Editor’s note: Since Alex took a stab at Alexander McQueen’s romantic, tragic Metropolitan retrospective yesterday, we thought we’d ask him to come up with some other designers who deserve the same scrutiny. Here are five lights of contemporary fashion who just might pop up soon in a museum near you.
So Alexander McQueen was honored with a retrospective at the Met’s Costume Institute, but the real question is, who’s next? We may end up finding our answer in an obituary, but for now let’s look at some retrospective-worthy designs and designers.
For all the notoriety he’s received since his debut in the 1980s and all the museums that house his work, it’s still quite possible you’ve never even seen Martin Margiela‘s face. The ‘J.D. Salinger’ of fashion has worked hard for the opposite of most designers: underexposure. Evading the camera like a vampire, only communicating via fax, he has made sure his persona doesn’t outshine his clothes. All the more reason they deserve to be showcased.
All the self-effacing tactics let the clothes speak for themselves, though certainly they’d be loud enough even if their creator was a fame whore. Coming out of avant-garde’s fashion capital Antwerp paved the way for Margiela’s designs: embracing trash bag chic, creating ice cube jewelry left to melt streaks down the clothes on the runway and designing armholes and sleeves on the front of garments so they’d lay smoothly off the body.
This designer has been turning heads before he even graduated from Central Saint Martins. Hussein Chalayan buried his thesis collection and exhumed the rotting silk before they were presented. Later, he produced clothes reworked from furniture. Chalayan’s Spring/Summer 2007 show included perhaps his most iconic, ambitious designs: robotic “Transformer” dresses (seen above) that change shape and silhouette on their own accord as models stand motionless.

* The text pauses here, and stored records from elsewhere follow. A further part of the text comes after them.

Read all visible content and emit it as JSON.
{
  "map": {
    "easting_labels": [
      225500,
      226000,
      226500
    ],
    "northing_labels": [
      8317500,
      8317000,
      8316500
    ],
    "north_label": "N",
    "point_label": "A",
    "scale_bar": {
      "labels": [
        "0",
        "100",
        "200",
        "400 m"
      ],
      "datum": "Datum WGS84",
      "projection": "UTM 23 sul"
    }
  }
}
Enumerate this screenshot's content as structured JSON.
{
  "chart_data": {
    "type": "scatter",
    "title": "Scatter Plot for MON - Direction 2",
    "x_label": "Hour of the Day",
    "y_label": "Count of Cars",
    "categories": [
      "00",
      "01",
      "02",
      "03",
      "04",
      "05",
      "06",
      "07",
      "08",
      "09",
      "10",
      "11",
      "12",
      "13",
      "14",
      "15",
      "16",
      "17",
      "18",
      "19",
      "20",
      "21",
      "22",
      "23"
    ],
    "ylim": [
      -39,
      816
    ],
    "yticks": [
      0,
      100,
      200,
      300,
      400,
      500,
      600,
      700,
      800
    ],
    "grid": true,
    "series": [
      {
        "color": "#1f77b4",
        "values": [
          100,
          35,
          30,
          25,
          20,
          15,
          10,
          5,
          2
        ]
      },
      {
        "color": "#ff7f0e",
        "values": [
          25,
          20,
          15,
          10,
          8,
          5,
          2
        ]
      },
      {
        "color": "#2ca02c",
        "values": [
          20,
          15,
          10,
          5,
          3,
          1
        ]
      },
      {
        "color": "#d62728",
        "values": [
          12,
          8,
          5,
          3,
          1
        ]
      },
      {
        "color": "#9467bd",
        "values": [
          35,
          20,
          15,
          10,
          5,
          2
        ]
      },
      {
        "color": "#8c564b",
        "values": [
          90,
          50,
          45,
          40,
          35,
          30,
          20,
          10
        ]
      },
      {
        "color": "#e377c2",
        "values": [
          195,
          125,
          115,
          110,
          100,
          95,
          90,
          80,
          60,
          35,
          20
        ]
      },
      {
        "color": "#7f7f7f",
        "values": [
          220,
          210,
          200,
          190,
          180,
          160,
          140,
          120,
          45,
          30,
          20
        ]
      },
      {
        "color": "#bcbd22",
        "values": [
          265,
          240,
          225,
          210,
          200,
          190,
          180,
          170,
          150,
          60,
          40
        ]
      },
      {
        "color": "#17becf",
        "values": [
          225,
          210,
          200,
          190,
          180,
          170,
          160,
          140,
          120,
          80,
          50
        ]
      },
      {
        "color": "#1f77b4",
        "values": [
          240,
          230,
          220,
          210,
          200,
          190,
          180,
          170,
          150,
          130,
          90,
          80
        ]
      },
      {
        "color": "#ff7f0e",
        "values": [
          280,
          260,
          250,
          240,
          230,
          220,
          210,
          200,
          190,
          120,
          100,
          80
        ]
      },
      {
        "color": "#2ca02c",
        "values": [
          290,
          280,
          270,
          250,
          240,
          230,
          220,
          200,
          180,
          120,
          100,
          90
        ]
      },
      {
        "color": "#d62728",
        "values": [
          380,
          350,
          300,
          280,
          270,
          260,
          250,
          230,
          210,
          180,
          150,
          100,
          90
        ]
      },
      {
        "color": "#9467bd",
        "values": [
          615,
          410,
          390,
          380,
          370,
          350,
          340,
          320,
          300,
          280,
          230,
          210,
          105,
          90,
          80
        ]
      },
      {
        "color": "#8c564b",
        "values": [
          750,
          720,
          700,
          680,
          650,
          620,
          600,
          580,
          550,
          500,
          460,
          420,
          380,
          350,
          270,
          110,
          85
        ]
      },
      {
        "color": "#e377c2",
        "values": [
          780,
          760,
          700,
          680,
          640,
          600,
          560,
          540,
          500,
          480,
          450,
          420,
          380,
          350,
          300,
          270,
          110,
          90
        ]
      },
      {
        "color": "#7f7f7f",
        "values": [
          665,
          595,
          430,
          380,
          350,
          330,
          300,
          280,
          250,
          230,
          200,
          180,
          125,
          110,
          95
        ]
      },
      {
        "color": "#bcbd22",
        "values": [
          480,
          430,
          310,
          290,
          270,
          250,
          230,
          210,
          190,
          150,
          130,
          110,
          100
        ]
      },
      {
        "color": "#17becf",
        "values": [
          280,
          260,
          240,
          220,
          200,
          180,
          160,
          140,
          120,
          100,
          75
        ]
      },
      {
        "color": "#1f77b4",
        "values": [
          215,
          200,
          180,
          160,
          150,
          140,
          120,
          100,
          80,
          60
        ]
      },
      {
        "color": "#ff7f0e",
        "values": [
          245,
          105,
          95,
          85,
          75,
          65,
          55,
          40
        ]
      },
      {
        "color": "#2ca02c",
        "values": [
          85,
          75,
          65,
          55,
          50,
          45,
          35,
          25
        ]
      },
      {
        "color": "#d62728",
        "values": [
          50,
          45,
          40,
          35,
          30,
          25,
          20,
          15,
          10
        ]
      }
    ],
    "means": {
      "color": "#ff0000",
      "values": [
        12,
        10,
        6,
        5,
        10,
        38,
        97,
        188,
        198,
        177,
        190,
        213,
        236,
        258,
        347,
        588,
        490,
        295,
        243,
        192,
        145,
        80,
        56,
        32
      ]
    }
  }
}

His designs, especially those technology-fused frocks, explore the relationship between clothing and the body, as well as humans’ relationship with machinery in the digital age. Naturally, a retrospective of Chalayan would be quite a spectacle (it would probably include Lady Gaga’s ovular “vessel”), but it certainly also would have the potential to scrape the surface of fashion and explore deeper issues with what we put on our backs.
The founder of the French-titled Comme des Garcons label has been producing clothing of extremes since 1969. Simultaneously minimalist and elaborate, sexy and modest, challenging and simple, she presents an interesting dialectic in the world of fashion.
Kawakubo’s clothes aren’t always the most “feminine,” but they’re probably among the most feminist clothes made today. Her womenswear often explores cut, drapery and excess in regards to the female form much more than the typical flimsy, skin-bearing representations of sexuality on the runway. The designer’s clothes delve deeply into the technique and skill of patternmaking and dress designing: she regularly, almost exclusively, designs in black, eschewing distracting prints and garish fabrics, making pieces that elicit powerful responses on craftsmanship and form alone.
Imagine the grandiose halls of the Met scrawled with Day-Glo writing, strobe lights and the quintessentially 80s designs of the late Stephen Sprouse, New York’s original wunderkind couturier. Trained under the expert hand of Halston, Sprouse transformed into a cultural icon during the maelstrom of the Reagan era by mixing “uptown sophistication in clothing with a downtown punk and pop sensibility.” Shrewdly noting that in our pop-culture obsessed society where MTV ruled all trends are consumed and tossed at a quicker rate, we’re all due for reinvention much more frequently than before. He tossed psychedelic, love-child references from the 1960s and 1970s into his early collections, while his later work in the 1990s and 2000s (including collaborations with Target and Louis Vuitton) smacked of the neon-hued, broad-shouldered eighties.
Aside from the general sense of shock and dislocation a Sprouse retrospective would have on the hallowed halls of the Met, his contribution not only to fashion history, but New York culture at large has the potential for a thought-provoking exhibition. A grand gesamtkunstwerk presentation of art, rock and fashion would serve the museum well.
The Victoria & Albert may have honored her with a retrospective in 2004, but Britain’s reigning Queen of Punk hasn’t stopped producing historic fashion. From the genesis of safety pin and slashed leather fetish gear showcased by the Sex Pistols to pirate squiggles, buffalo hats and rocking horse shoes, Vivienne Westwood’s clothes have flouted conventions and proved to be highly commercially successful. But it’s the politics of her work that really make her stand out. Though she’s stopped disparaging the Queen, she hasn’t stopped her dynamite designing.
Her current activism — encapsulated in her newly revised manifesto Active Resistance to Propaganda — implores the youth of today to turn off the tellie, go to an art gallery and, naturally, save the rainforests. Though she expresses it with a bit of sanctimony and hypocrisy (what’s her carbon footprint?), her intentions are good and it’s refreshing to see a fashion designer take such an interest in the world around her. This should be enough to garner a retrospective, but to get back to basics (and fashion): creating the aesthetic of an entire subculture that continues to thrive today? She’s earned her place in the Costume Institute.